"Beaucoup de gens imaginent que l'on arrache les plumes des oiseaux", Cécile Couédou, plumassière

A Saint-Jean-le-Vieux, dans l'Ain, Cécile Couédou s’est prise de passion pour la plumasserie. Un artisanat d'art qui utilise les plumes d’oiseaux dans la confection d’objets ou d’ornements. Ce métier d'art minutieux et spectaculaire est devenu une rareté. Entre règlementation stricte et passion, la plumassière a levé le voile sur son métier pour l'équipe de VOST.

L'Éperonnier chinquis, le Lophophore resplendissant, le Hokki bleu... Cécile Couédou est incollable sur les faisans. Mais ne vous y trompez pas ! Elle n'est pas ornithologue. Installée à Saint-Jean-le-Vieux, elle est plumassière de son état. Un métier d'art en voie d'extinction. Il est encore présent dans les métiers de la haute-couture et du cabaret. 

Son truc, c'est la plume !

Elle aurait pu d'ailleurs se tourner vers la création pour les spectacles de cabaret. L'un des derniers débouchés de cet artisanat d'art. Paradoxalement, les structures ornées de plumes utilisées sur scène pèsent parfois jusqu'à une vingtaine de kilos. Mais Cécile Couédou a choisi la légèreté et la fabrication de vêtements, d'accessoires de mode et de décoration. "Nous ne sommes plus qu'un quinzaine d'indépendants dans toute la France aujourd'hui à travailler la plume sous toutes ses formes", explique-t-elle. Cécile Couédou est donc bel et bien un oiseau rare.

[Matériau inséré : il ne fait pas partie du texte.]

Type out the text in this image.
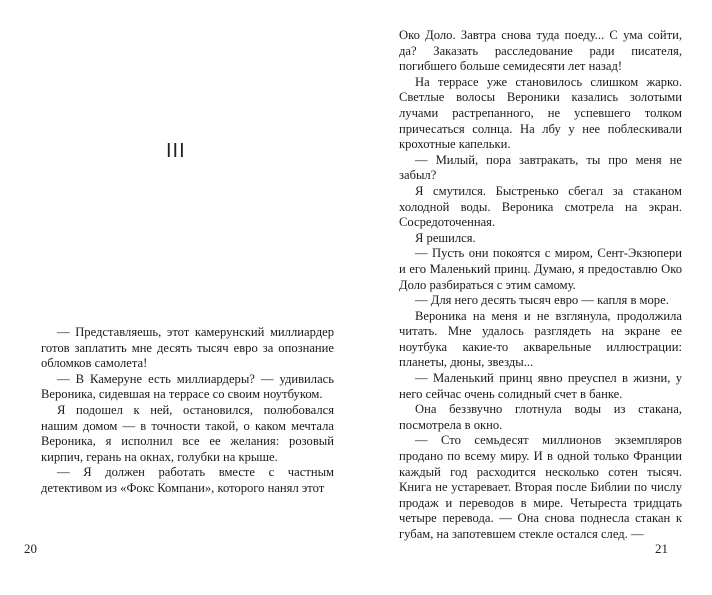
III

— Представляешь, этот камерунский миллиардер готов заплатить мне десять тысяч евро за опознание обломков самолета!

— В Камеруне есть миллиардеры? — удивилась Вероника, сидевшая на террасе со своим ноутбуком.

Я подошел к ней, остановился, полюбовался нашим домом — в точности такой, о каком мечтала Вероника, я исполнил все ее желания: розовый кирпич, герань на окнах, голубки на крыше.

— Я должен работать вместе с частным детективом из «Фокс Компани», которого нанял этот

20

Око Доло. Завтра снова туда поеду... С ума сойти, да? Заказать расследование ради писателя, погибшего больше семидесяти лет назад!

На террасе уже становилось слишком жарко. Светлые волосы Вероники казались золотыми лучами растрепанного, не успевшего толком причесаться солнца. На лбу у нее поблескивали крохотные капельки.

— Милый, пора завтракать, ты про меня не забыл?

Я смутился. Быстренько сбегал за стаканом холодной воды. Вероника смотрела на экран. Сосредоточенная.

Я решился.

— Пусть они покоятся с миром, Сент-Экзюпери и его Маленький принц. Думаю, я предоставлю Око Доло разбираться с этим самому.

— Для него десять тысяч евро — капля в море.

Вероника на меня и не взглянула, продолжила читать. Мне удалось разглядеть на экране ее ноутбука какие-то акварельные иллюстрации: планеты, дюны, звезды...

— Маленький принц явно преуспел в жизни, у него сейчас очень солидный счет в банке.

Она беззвучно глотнула воды из стакана, посмотрела в окно.

— Сто семьдесят миллионов экземпляров продано по всему миру. И в одной только Франции каждый год расходится несколько сотен тысяч. Книга не устаревает. Вторая после Библии по числу продаж и переводов в мире. Четыреста тридцать четыре перевода. — Она снова поднесла стакан к губам, на запотевшем стекле остался след. —

21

A la suite d'une reconversion professionnelle, elle a suivi une formation dirigée par Nelly Saunier, maître d’art en plumasserie. "Dans ma famille, on disait qu'il n'y avait pas de débouchés dans les Beaux-Arts. Mais j'avais toujours en tête de pouvoir travailler avec mes mains. Je n'étais pas forcément attirée par les métiers de la haute-couture mais j'ai toujours été très manuelle", résume-t-elle. Elle a alors pris conscience qu'elle pouvait utiliser les plumes pour créer des objets de rêve. Ce métier, c'était "une évidence".

Ornithologue dans l'âme

Une révélation qui est arrivée tardivement. Tout a commencé par une passion pour les oiseaux. Lors de ses nombreux voyages, Cécile prenait énormément de photos de volatiles. "J'aurais pu être ornithologue. C'était une passion de les observer aussi dans leur milieu naturel".  Cécile est une curieuse et une esthète. Son petit atelier installé à domicile résume d'ailleurs à merveille ses penchants pour les belles choses. Avec ses  papillons, des animaux sous globe, l'atelier ressemble à un cabinet de curiosités. Mais la véritable rareté du lieu, ce sont ces sachets de plumes colorées qui se cachent dans les boîtes et les tiroirs. Ces plumes  proviennent essentiellement de ses propres oiseaux. L'un de ses oiseaux préférés ne manque pas de panache. C'est un lophophore resplendissant. Emblème du Népal, le plumage de cet oiseau huppé est orné de reflets métalliques verts et bleus.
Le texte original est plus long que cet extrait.